Dalam deretan 99 nama terindah Allah Subhanahu wa Ta'ala, terdapat nama agung yang membawa makna pengharapan dan kepasrahan penuh, yaitu **As Samad**. Nama ini menempati posisi yang mulia, yaitu Asmaul Husna yang ke-26. Memahami As Samad adalah memahami hakikat bahwa segala sesuatu di alam semesta ini bergantung kepada-Nya, sementara Dia Maha Mandiri, tidak membutuhkan apapun dari ciptaan-Nya.
Asmaul Husna ke-26:
ٱلصَّمَدُ
As Samad
Secara etimologis, kata "Ash-Shamad" berasal dari akar kata yang mengandung makna kekosongan atau ketidakmampuan makhluk untuk mencapai kesempurnaan-Nya.
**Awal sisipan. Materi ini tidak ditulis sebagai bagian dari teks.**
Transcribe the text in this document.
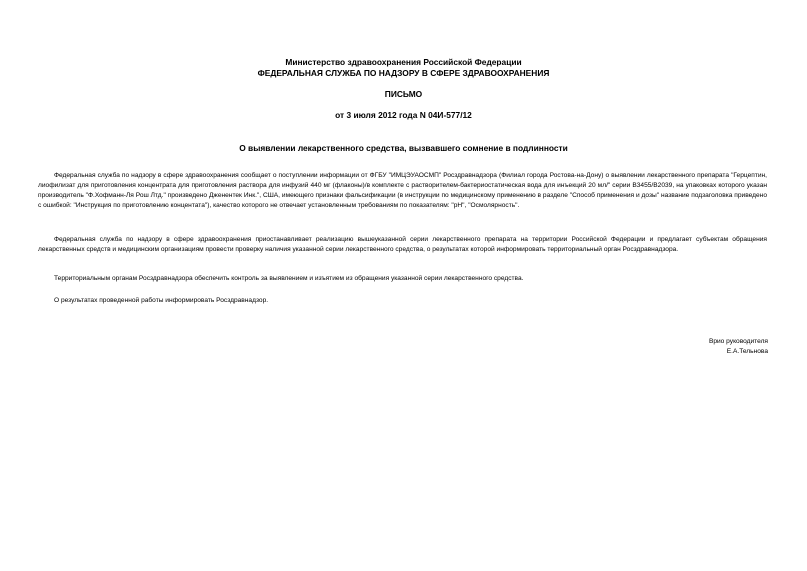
Министерство здравоохранения Российской Федерации
ФЕДЕРАЛЬНАЯ СЛУЖБА ПО НАДЗОРУ В СФЕРЕ ЗДРАВООХРАНЕНИЯ
ПИСЬМО
от 3 июля 2012 года N 04И-577/12
О выявлении лекарственного средства, вызвавшего сомнение в подлинности

Федеральная служба по надзору в сфере здравоохранения сообщает о поступлении информации от ФГБУ "ИМЦЭУАОСМП" Росздравнадзора (Филиал города Ростова-на-Дону) о выявлении лекарственного препарата "Герцептин, лиофилизат для приготовления концентрата для приготовления раствора для инфузий 440 мг (флаконы)/в комплекте с растворителем-бактериостатическая вода для инъекций 20 мл/" серии В3455/В2039, на упаковках которого указан производитель "Ф.Хофманн-Ля Рош Лтд." произведено Дженентек Инк.", США, имеющего признаки фальсификации (в инструкции по медицинскому применению в разделе "Способ применения и дозы" название подзаголовка приведено с ошибкой: "Инструкция по приготовлению концентата"), качество которого не отвечает установленным требованиям по показателям: "рН", "Осмолярность".

Федеральная служба по надзору в сфере здравоохранения приостанавливает реализацию вышеуказанной серии лекарственного препарата на территории Российской Федерации и предлагает субъектам обращения лекарственных средств и медицинским организациям провести проверку наличия указанной серии лекарственного средства, о результатах которой информировать территориальный орган Росздравнадзора.

Территориальным органам Росздравнадзора обеспечить контроль за выявлением и изъятием из обращения указанной серии лекарственного средства.

О результатах проведенной работы информировать Росздравнадзор.

Врио руководителя
Е.А.Тельнова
Namun, dalam konteks Asmaul Husna, makna yang paling kuat dan mendalam adalah:
Imam Al-Qurthubi dan Ibnu Katsir menjelaskan bahwa makna "Ash-Shamad" adalah Yang Maha Dikehendaki oleh setiap jiwa ketika menghadapi kesulitan, dan Dialah Yang telah menetapkan segala sesuatu dengan ketetapan-Nya.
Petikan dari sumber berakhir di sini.